Don't know, but it's a single point. See

http://www.wolframalpha.com/input/?i=solve+-2x+%2B+5y+%3D+-10+,+-3x+%2B+5y+%3D+-20

How would you Describe the graphs of 2x+5y<15 and 3x-y≥ 8?

2x-5y=10

Oh, graphs! I love a good graph. Let me bring out my hilarious drawing skills and explain it to you:

Okay, imagine you have a piece of paper, and on that paper, you draw two lines.

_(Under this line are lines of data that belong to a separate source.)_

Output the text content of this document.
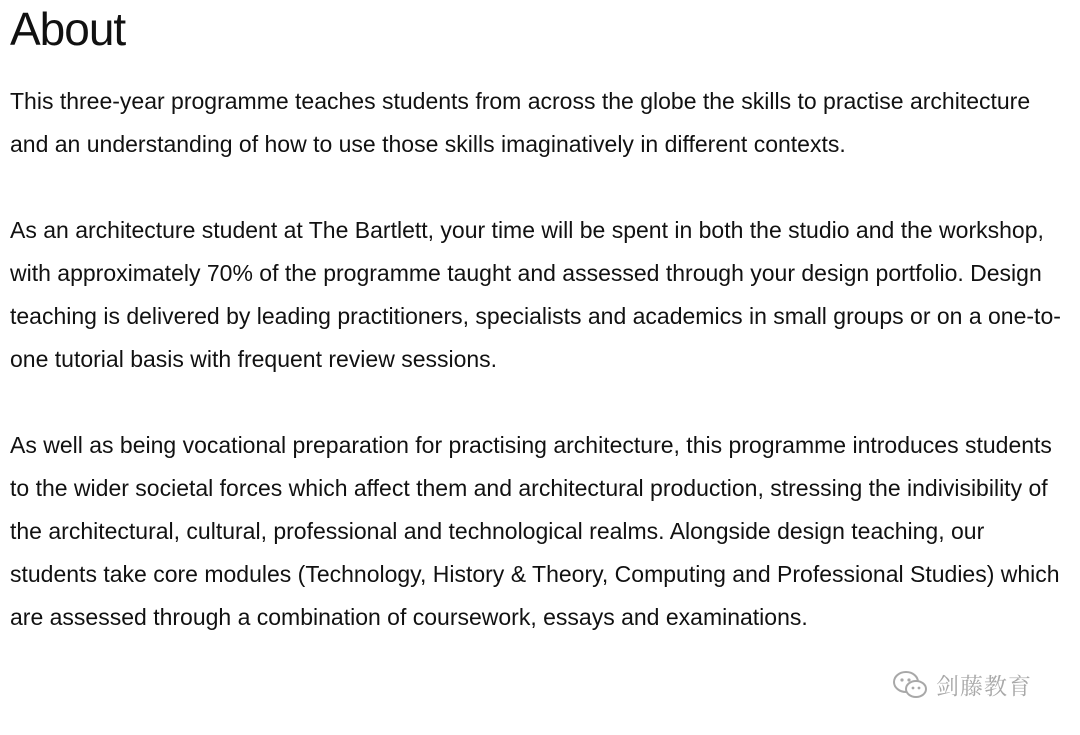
About

This three-year programme teaches students from across the globe the skills to practise architecture and an understanding of how to use those skills imaginatively in different contexts.

As an architecture student at The Bartlett, your time will be spent in both the studio and the workshop, with approximately 70% of the programme taught and assessed through your design portfolio. Design teaching is delivered by leading practitioners, specialists and academics in small groups or on a one-to-one tutorial basis with frequent review sessions.

As well as being vocational preparation for practising architecture, this programme introduces students to the wider societal forces which affect them and architectural production, stressing the indivisibility of the architectural, cultural, professional and technological realms. Alongside design teaching, our students take core modules (Technology, History & Theory, Computing and Professional Studies) which are assessed through a combination of coursework, essays and examinations.

剑藤教育
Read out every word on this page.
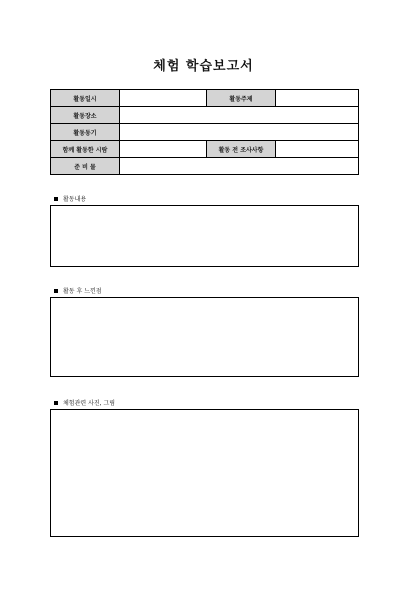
체험 학습보고서
활동일시		활동주제	
활동장소			
활동동기			
함께 활동한 시람		활동 전 조사사항	
준 비 물			
활동내용
활동 후 느낀점
체험관련 사진, 그림
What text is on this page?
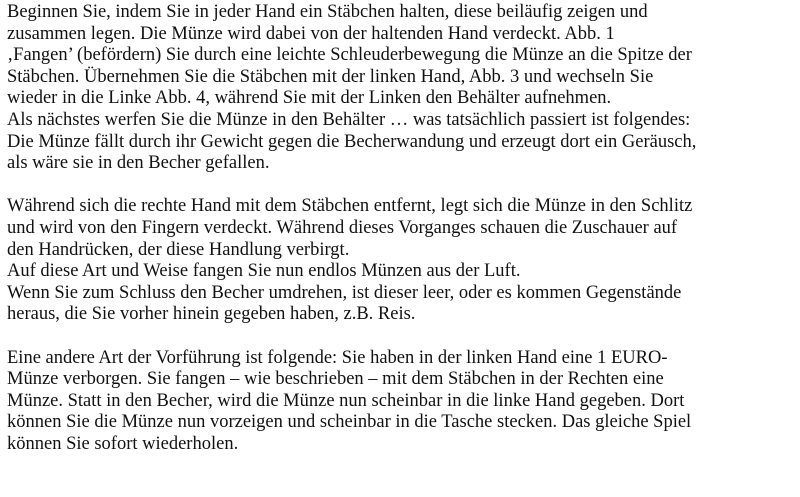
Beginnen Sie, indem Sie in jeder Hand ein Stäbchen halten, diese beiläufig zeigen und
zusammen legen. Die Münze wird dabei von der haltenden Hand verdeckt. Abb. 1
‚Fangen’ (befördern) Sie durch eine leichte Schleuderbewegung die Münze an die Spitze der
Stäbchen. Übernehmen Sie die Stäbchen mit der linken Hand, Abb. 3 und wechseln Sie
wieder in die Linke Abb. 4, während Sie mit der Linken den Behälter aufnehmen.
Als nächstes werfen Sie die Münze in den Behälter … was tatsächlich passiert ist folgendes:
Die Münze fällt durch ihr Gewicht gegen die Becherwandung und erzeugt dort ein Geräusch,
als wäre sie in den Becher gefallen.

Während sich die rechte Hand mit dem Stäbchen entfernt, legt sich die Münze in den Schlitz
und wird von den Fingern verdeckt. Während dieses Vorganges schauen die Zuschauer auf
den Handrücken, der diese Handlung verbirgt.
Auf diese Art und Weise fangen Sie nun endlos Münzen aus der Luft.
Wenn Sie zum Schluss den Becher umdrehen, ist dieser leer, oder es kommen Gegenstände
heraus, die Sie vorher hinein gegeben haben, z.B. Reis.

Eine andere Art der Vorführung ist folgende: Sie haben in der linken Hand eine 1 EURO-
Münze verborgen. Sie fangen – wie beschrieben – mit dem Stäbchen in der Rechten eine
Münze. Statt in den Becher, wird die Münze nun scheinbar in die linke Hand gegeben. Dort
können Sie die Münze nun vorzeigen und scheinbar in die Tasche stecken. Das gleiche Spiel
können Sie sofort wiederholen.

One line is a straight line that goes a little bit up from left to right. The other line is a straight line that goes a little more up from left to right.

Now, picture this: these two lines are having a little conversation. The first line says, "Hey, are you the solution to -2x + 5y = -10?" And the second line responds, "No way, I'm the solution to -3x + 5y = -20!"

So, the answer is... where those two lines intersect! It's like their meeting point, their "aha" moment! That's where the solution to the system is.

I hope my hilarious explanation clears things up!

To determine the graph that represents the solution to the given system of equations, we need to solve the system to find the values of x and y that satisfy both equations.

Let's solve the system of equations step by step using the elimination method.

1. Multiply the first equation by 3 and the second equation by 2 to create coefficients for x that will allow for the elimination of x when the equations are subtracted.
- First equation: -2x + 5y = -10 (multiply by 3) => -6x + 15y = -30
- Second equation: -3x + 5y = -20 (multiply by 2) => -6x + 10y = -40

2. Subtract the second equation from the first equation to eliminate x.
- (-6x + 15y) - (-6x + 10y) = -30 - (-40)
Simplifying the equation: 6x - 6x + 15y - 10y = -30 + 40

The x terms cancel out, leaving us with: 5y - 5y = 10
Simplifying further: 0 = 10

3. Analyzing the result: Since 0 does not equal 10, we have an inconsistent system. In other words, there is no solution that satisfies both equations. Therefore, there is no graph representing the solution to this system.

In conclusion, there is no graph that represents the solution to the given system of equations.